Conclusion de la quatrième partie

La route est en elle-même une structure de peuplement que l’on ne peut ignorer, puisque la domination humaine sur une région passe nécessairement par les circulations et les communications. Pour pouvoir être envisagé avec rigueur, la relation route-habitat doit être considérée globalement, en prenant en compte tous les pôles de peuplement, et non en érigeant en exemples quelques châteaux, églises ou villes sélectionnés en fonction de la démonstration à illustrer. C’est là une difficulté du travail, puisqu’aucune étude ne porte sur l’implantation paroissiale ou sur la ville en Vivarais, seul le château ayant fait l’objet d’attentions soutenues. Il est toutefois possible d’envisager trois cas de figure.

Le premier cas est celui où la route attire les implantations humaines. L’exemple des églises du haut Moyen Age est très révélateur de ce point de vue, même si en l’état actuel de la recherche sur ces édifices, il est difficile de tirer des conclusions assurées. Il apparaît néanmoins que dans les régions d’occupation antique limitée et nouvellement mises en valeur dans le courant du haut Moyen Age, la route constitue le vecteur de la pénétration humaine. Les premières paroisses s’implantent ainsi à proximité des principaux chemins et finissent parfois par se structurer elle-même autour de ces axes. La route attire indéniablement aussi le château, non pas d’un point de vue stratégique et militaire, mais bien comme une source de revenus, au travers des péages, et un enjeu de pouvoir. Le rôle de la route culmine dans l’essor urbain. A quelques rares exceptions près, explicables par un développement antique ou altimédiéval, ou par des fonctions très particulières, centre de pouvoir royal ou exploitation minière par exemple, les villes sont directement en relation avec la route. Elles sont même tout particulièrement implantées à la conjonction des routes et de la frontière géographique entre plaine et montagne, sur des carrefours.

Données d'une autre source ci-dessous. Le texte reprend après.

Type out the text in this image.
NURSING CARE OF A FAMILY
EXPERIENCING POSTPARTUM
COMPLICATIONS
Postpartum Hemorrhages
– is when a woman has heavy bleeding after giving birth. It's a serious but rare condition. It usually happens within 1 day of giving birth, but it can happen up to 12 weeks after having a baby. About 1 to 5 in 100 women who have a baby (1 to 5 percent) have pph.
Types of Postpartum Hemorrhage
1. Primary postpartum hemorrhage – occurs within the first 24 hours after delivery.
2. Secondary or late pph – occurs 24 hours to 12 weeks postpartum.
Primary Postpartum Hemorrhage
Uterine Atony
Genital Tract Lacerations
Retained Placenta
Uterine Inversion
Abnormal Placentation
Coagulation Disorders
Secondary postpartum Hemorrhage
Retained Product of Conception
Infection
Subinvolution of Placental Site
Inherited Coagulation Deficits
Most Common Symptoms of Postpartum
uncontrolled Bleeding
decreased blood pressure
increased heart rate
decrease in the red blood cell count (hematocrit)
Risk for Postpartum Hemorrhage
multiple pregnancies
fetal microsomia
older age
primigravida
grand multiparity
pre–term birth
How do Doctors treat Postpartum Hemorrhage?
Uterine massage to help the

Si la route attire souvent le peuplement, dans un certain nombre de cas plus rares, c’est l’inverse qui se produit. Quelques paroisses issues du haut Moyen Age peuvent provoquer le déplacement d’un axe routier, de même que quelques castra, mais ce n’est jamais vrai d’un simple château. En effet, le voyageur n’a aucun intérêt à passer à proximité d’un lieu qui ne représente pour lui qu’un péage et des contraintes, mais nullement l’espoir de contacts commerciaux. Pareillement, on peut penser que les villes, à partir du moment où leur développement est assuré, captent un certain nombre d’axes routiers. Cependant, difficiles à cerner, ces déplacements sont sans doute très limités, intervenant sur quelques centaines de mètres, voir éventuellement quelques kilomètres. Par contre, il est certain que la ville peut participer de manière décisive à asseoir l’importance d’une route la desservant, si ce n’est à la faire naître.

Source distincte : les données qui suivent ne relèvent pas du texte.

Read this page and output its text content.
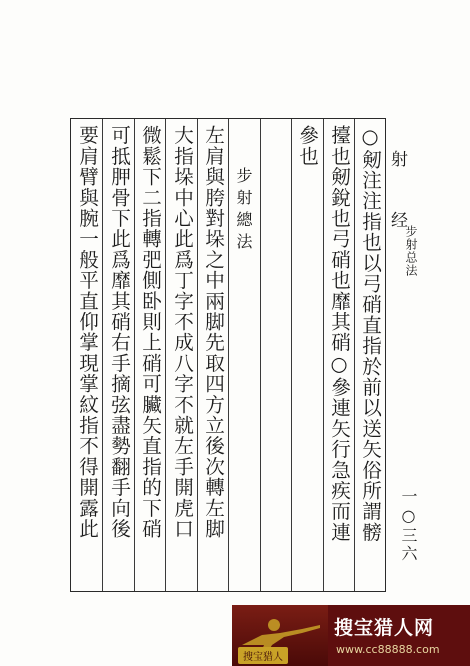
射 经
步射总法
一○三六
○剱注注指也以弓硝直指於前以送矢俗所謂髈
擡也剱銳也弓硝也靡其硝○參連矢行急疾而連
參也
步射總法
左肩與胯對垛之中兩脚先取四方立後次轉左脚
大指垛中心此爲丁字不成八字不就左手開虎口
微鬆下二指轉弝側卧則上硝可臟矢直指的下硝
可抵胛骨下此爲靡其硝右手摘弦盡勢翻手向後
要肩臂與腕一般平直仰掌現掌紋指不得開露此
搜宝猎人
搜宝猎人网
www.cc88888.com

Pour finir, il se peut aussi que la route et l’habitat n’entretiennent manifestement aucune relation privilégiée. C’est le cas des églises et des paroisses dans les régions d’ancienne occupation, ces dernières étant implantées, selon leur statut, en fonction de la géographie des vici ou des centres domaniaux. On ne peut pas non plus affirmer que la route joue un rôle particulier dans le développement de castra, leur implantation relevant d’autres facteurs, essentiellement sociaux.

Les limites de la documentation disponible ne permettent pas d’être plus précis en la matière. La chronologie des origines des différents pôles de peuplement reste floue, renseignée au mieux par quelques bribes documentaires que seule l’archéologie serait, dans une certaine mesure, à même de combler. Néanmoins, ce n’est pas cette dernière qui apportera des renseignements globaux sur tous les sites concernés, tout au plus, pourra-t-elle fournir quelques exemples remarquables à partir desquels il sera toujours difficile de généraliser. Par ailleurs, celle-ci ne nous renseignera pas sur les motivations qui poussent à venir habiter au bord d’une route, ou sur celles qui imposent qu’une nouvelle église soit implantée le long d’un chemin. La connaissance des réseaux routiers n’en demeure pas moins une clef essentielle pour comprendre la cohérence de la géographie du peuplement.